Mehsud's death "is a signal achievement for the covert CIA programme at a time when drones themselves have come under criticism from human rights groups and other critics in Pakistan and the United States over the issue of civilian casualties," the influential New York Times said in a report from London.
The Washington Post agreed that if confirmed it "would be a victory for US officials who have spent years hunting down a leader implicated in a 2009 attack that killed seven Americans at a CIA outpost in eastern Afghanistan."
But it suggested that while the event "could cripple the group" it may "undermine an effort by Pakistan's government to engage militants in peace talks" and "add to strains between the United States and Pakistan."
The "elimination" of Mehsud "by a drone strike in Pakistan today is a significant step forward in the fight against global terrorism," said Lisa Curtis, Senior Research Fellow at The Heritage Foundation.

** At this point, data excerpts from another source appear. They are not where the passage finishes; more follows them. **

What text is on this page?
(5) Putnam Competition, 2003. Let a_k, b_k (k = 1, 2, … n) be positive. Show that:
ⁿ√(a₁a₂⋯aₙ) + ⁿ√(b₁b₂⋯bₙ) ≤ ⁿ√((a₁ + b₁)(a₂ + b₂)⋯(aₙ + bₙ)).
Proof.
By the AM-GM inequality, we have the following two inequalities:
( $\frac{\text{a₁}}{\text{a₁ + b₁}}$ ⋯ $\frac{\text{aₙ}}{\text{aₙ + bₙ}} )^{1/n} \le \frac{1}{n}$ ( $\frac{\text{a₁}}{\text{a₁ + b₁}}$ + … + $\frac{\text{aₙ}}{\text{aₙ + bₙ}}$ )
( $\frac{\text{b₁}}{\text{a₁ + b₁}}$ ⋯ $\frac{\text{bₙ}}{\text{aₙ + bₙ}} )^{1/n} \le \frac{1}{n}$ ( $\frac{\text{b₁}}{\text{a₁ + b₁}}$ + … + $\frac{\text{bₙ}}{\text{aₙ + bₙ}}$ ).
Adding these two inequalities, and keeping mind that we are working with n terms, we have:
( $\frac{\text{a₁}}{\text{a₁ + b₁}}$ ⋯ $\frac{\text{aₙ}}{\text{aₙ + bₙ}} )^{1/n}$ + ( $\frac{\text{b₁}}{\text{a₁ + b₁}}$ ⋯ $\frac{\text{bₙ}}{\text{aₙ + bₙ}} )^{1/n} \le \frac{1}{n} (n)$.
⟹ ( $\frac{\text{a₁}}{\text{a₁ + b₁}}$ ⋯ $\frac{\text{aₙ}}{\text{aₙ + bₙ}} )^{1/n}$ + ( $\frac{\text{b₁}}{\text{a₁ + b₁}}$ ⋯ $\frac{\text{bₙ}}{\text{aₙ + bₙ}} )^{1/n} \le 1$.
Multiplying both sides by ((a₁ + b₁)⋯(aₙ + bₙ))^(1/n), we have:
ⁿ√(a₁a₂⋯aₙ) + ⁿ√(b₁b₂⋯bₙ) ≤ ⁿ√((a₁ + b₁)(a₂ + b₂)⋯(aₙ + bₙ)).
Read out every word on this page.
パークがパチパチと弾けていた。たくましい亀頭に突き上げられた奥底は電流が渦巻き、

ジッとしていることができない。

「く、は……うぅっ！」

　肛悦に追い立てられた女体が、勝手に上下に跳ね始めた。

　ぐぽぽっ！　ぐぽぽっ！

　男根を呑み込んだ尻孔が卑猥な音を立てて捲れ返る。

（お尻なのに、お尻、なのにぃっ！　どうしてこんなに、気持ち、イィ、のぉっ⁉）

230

"The TTP has been responsible for the deaths of thousands of Pakistanis in terrorist attacks throughout the country since the group was formed in 2007," she noted.
"Mehsud was also involved in the 2009 attack on the CIA base in Khost, Afghanistan, having appeared in a video filmed before the attack with the Jordanian suicide bomber."
CNN, however, noted "This is not the first time Mehsud -- who took the reins of the Pakistani Taliban in 2009 -- has been reported killed after a drone strike. In February 2010, multiple sources said he had died after being hit in a drone strike in Pakistan a month earlier.
But reports that he was alive surfaced in April of that year, and in May 2010 he appeared in a video vowing attacks on major US cities.
Mehsud took over from Baitullah Mehsud, a fellow clan member, in 2009 after the latter was killed in a US drone strike.